At first I wasn't sure that I was going to enjoy this book. It took me a while to get into the story, but I decided to stick with it because I normally enjoy books like this one. I admit that it was kind of slow-going for me for the first 75 pages or so, and then the book really took off! By the time I was on to the second section of the book, I couldn't put it down. I felt as if I got to know each of the family members (I became invested in their lives) and I had to find out what happened to each one of them.
I ended up really enjoying this novel, and I think any reader who enjoys stories about family dynamics will appreciate it. For the most part, I liked seeing the relationship between the children and how close some of them were because of their past. There is no doubt that each of the children were affected in some way because of their upbringing. I think the author did a great job of developing each of the characters (quirks and all) along with creating the interactions between them. The sibling relationships and their feelings toward each other seemed very real and honest to me. Because of their unusual family, the children were forced to band together; and as a result, some of them were very close to each other.
One thing I found interesting about this novel was how the author chose to tell the story. The book is divided into sections for each character -- the four children and their mother. Each section definitely has a different and distinct feel to it, and I liked that the first section -- Amy's story -- was written in first person narrative while the other four sections were written in third person. In addition, I found it interesting that the reader never gets to see the father's side of the story. (I definitely intend to ask the author about this tomorrow night!) I also appreciated that some of the stories were told by multiple characters because I could see the different views and gather additional insight that way.

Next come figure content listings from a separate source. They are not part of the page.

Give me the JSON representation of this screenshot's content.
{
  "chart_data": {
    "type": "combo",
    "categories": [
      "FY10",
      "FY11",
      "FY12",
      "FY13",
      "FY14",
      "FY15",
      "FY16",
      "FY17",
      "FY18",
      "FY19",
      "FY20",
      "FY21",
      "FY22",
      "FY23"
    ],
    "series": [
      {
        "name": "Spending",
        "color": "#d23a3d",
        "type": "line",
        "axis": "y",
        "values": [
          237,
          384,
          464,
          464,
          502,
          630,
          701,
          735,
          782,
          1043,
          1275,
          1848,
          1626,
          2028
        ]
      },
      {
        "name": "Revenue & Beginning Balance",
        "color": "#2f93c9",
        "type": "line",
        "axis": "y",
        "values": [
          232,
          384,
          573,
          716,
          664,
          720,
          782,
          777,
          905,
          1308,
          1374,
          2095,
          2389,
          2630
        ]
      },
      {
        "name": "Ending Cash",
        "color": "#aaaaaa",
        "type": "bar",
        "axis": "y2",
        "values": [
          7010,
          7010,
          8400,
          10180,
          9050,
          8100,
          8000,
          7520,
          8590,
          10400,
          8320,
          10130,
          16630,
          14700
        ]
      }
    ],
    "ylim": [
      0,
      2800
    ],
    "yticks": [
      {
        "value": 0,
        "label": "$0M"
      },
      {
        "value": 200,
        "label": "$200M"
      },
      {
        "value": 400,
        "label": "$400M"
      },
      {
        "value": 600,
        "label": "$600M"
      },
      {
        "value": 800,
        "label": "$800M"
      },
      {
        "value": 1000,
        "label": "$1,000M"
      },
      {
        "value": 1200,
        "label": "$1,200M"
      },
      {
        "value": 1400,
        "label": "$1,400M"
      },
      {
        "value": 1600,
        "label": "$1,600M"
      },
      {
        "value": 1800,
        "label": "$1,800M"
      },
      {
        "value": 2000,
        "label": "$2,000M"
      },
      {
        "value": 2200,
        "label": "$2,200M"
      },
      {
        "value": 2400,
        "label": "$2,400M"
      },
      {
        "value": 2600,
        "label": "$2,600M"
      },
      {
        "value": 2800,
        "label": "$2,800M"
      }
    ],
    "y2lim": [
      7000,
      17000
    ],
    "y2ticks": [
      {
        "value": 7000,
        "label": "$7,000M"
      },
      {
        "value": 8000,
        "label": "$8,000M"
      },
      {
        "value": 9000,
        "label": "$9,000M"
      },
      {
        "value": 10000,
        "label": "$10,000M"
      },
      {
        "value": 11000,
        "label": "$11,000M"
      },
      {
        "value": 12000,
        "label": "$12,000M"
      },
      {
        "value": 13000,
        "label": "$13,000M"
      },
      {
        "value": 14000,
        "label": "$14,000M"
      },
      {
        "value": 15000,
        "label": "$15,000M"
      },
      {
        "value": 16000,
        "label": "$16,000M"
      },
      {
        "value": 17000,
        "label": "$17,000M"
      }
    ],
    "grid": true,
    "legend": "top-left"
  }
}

On Monday, January 25th at 7:00 p.m. ET, Ms. Antalek will be joining Book Club Girl on Air to discuss THE SUMMER WE FELL APART. I already have a list of questions to ask her, and I'm sure the other readers will as well. It's bound to be an interesting discussion talking about this novel and the unique characters in it. You can set a reminder here.

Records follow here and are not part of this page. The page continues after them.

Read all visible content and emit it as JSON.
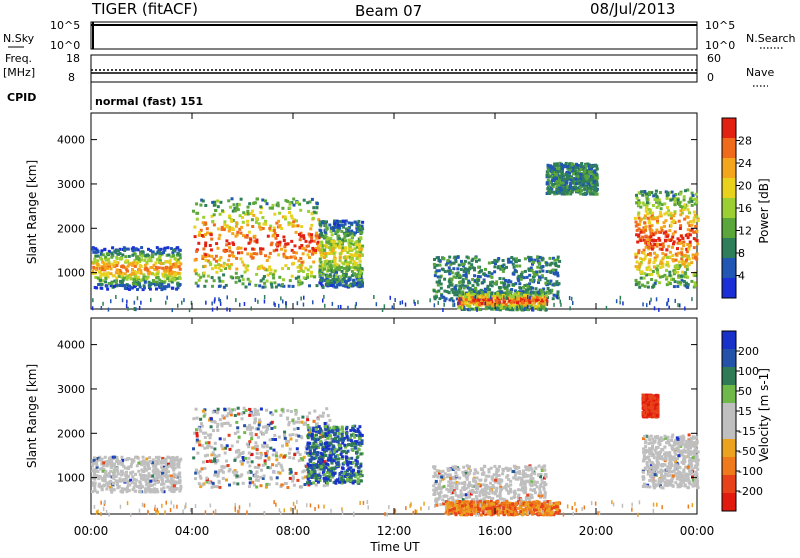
{
  "header": {
    "title": "TIGER (fitACF)",
    "beam": "Beam 07",
    "date": "08/Jul/2013"
  },
  "top_panels": {
    "nsky_label": "N.Sky",
    "nsky_ticks": [
      "10^5",
      "10^0"
    ],
    "nsearch_label": "N.Search",
    "nsearch_ticks": [
      "10^5",
      "10^0"
    ],
    "freq_label": "Freq.",
    "freq_unit": "[MHz]",
    "freq_ticks": [
      "18",
      "8"
    ],
    "nave_label": "Nave",
    "nave_ticks": [
      "60",
      "0"
    ],
    "cpid_label": "CPID",
    "cpid_value": "normal (fast) 151"
  },
  "colors": {
    "power": [
      "#1a2fd6",
      "#2156b5",
      "#2e7e5a",
      "#5aa63a",
      "#9ccf33",
      "#e8d21e",
      "#f3a51c",
      "#ef6a1a",
      "#e32113"
    ],
    "velocity": [
      "#1731c9",
      "#2352a8",
      "#2f7b56",
      "#6fb94a",
      "#bfbfbf",
      "#bfbfbf",
      "#eaa21f",
      "#ef7a1c",
      "#e8421a",
      "#e11a10"
    ]
  },
  "chart_data": [
    {
      "type": "heatmap",
      "name": "power",
      "ylabel": "Slant Range [km]",
      "ylim": [
        180,
        4600
      ],
      "yticks": [
        1000,
        2000,
        3000,
        4000
      ],
      "xlim": [
        0,
        24
      ],
      "xticks": [
        "00:00",
        "04:00",
        "08:00",
        "12:00",
        "16:00",
        "20:00",
        "00:00"
      ],
      "colorbar": {
        "label": "Power [dB]",
        "range": [
          0,
          32
        ],
        "ticks": [
          "4",
          "8",
          "12",
          "16",
          "20",
          "24",
          "28"
        ]
      },
      "patches": [
        {
          "t": [
            0.0,
            3.5
          ],
          "r": [
            650,
            1600
          ],
          "level": "mixed-low-mid"
        },
        {
          "t": [
            4.0,
            9.0
          ],
          "r": [
            700,
            2700
          ],
          "level": "high"
        },
        {
          "t": [
            9.0,
            10.7
          ],
          "r": [
            700,
            2200
          ],
          "level": "mid"
        },
        {
          "t": [
            13.5,
            18.5
          ],
          "r": [
            380,
            1400
          ],
          "level": "low"
        },
        {
          "t": [
            14.5,
            18.0
          ],
          "r": [
            190,
            600
          ],
          "level": "high"
        },
        {
          "t": [
            18.0,
            20.0
          ],
          "r": [
            2800,
            3500
          ],
          "level": "low"
        },
        {
          "t": [
            21.5,
            24.0
          ],
          "r": [
            700,
            2900
          ],
          "level": "high"
        }
      ]
    },
    {
      "type": "heatmap",
      "name": "velocity",
      "ylabel": "Slant Range [km]",
      "ylim": [
        180,
        4600
      ],
      "yticks": [
        1000,
        2000,
        3000,
        4000
      ],
      "xlim": [
        0,
        24
      ],
      "xticks": [
        "00:00",
        "04:00",
        "08:00",
        "12:00",
        "16:00",
        "20:00",
        "00:00"
      ],
      "xlabel": "Time UT",
      "colorbar": {
        "label": "Velocity [m s-1]",
        "ticks": [
          "200",
          "100",
          "50",
          "15",
          "-15",
          "-50",
          "-100",
          "-200"
        ]
      },
      "patches": [
        {
          "t": [
            0.0,
            3.5
          ],
          "r": [
            700,
            1500
          ],
          "level": "ground-scatter"
        },
        {
          "t": [
            4.0,
            9.5
          ],
          "r": [
            800,
            2600
          ],
          "level": "mixed"
        },
        {
          "t": [
            8.5,
            10.7
          ],
          "r": [
            900,
            2200
          ],
          "level": "positive"
        },
        {
          "t": [
            13.5,
            18.0
          ],
          "r": [
            400,
            1300
          ],
          "level": "ground-scatter"
        },
        {
          "t": [
            14.0,
            18.5
          ],
          "r": [
            190,
            500
          ],
          "level": "negative"
        },
        {
          "t": [
            21.8,
            24.0
          ],
          "r": [
            800,
            2000
          ],
          "level": "ground-scatter"
        },
        {
          "t": [
            21.8,
            22.4
          ],
          "r": [
            2400,
            2900
          ],
          "level": "negative-strong"
        }
      ]
    }
  ]
}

I have a feeling that THE SUMMER WE FELL APART would make a fabulous book club discussion book, especially if your group likes to delve into characters and their actions. There is a reading guide available with tons of questions -- the guide has ten questions, but there are multiple questions within each question. Of course, the major topic for discussion is family relations (namely dysfunctional family dynamics); but there are many other themes including surprise, neglect, abuse, adultery, love, and hope (thank goodness). After I finished this novel, I found that I really did want to talk about the characters with someone. That's usually a pretty good indication that a book would make a good book club pick.
Thanks to Book Club Girl for sending me a copy of this novel in preparation for the BlogTalk Radio show.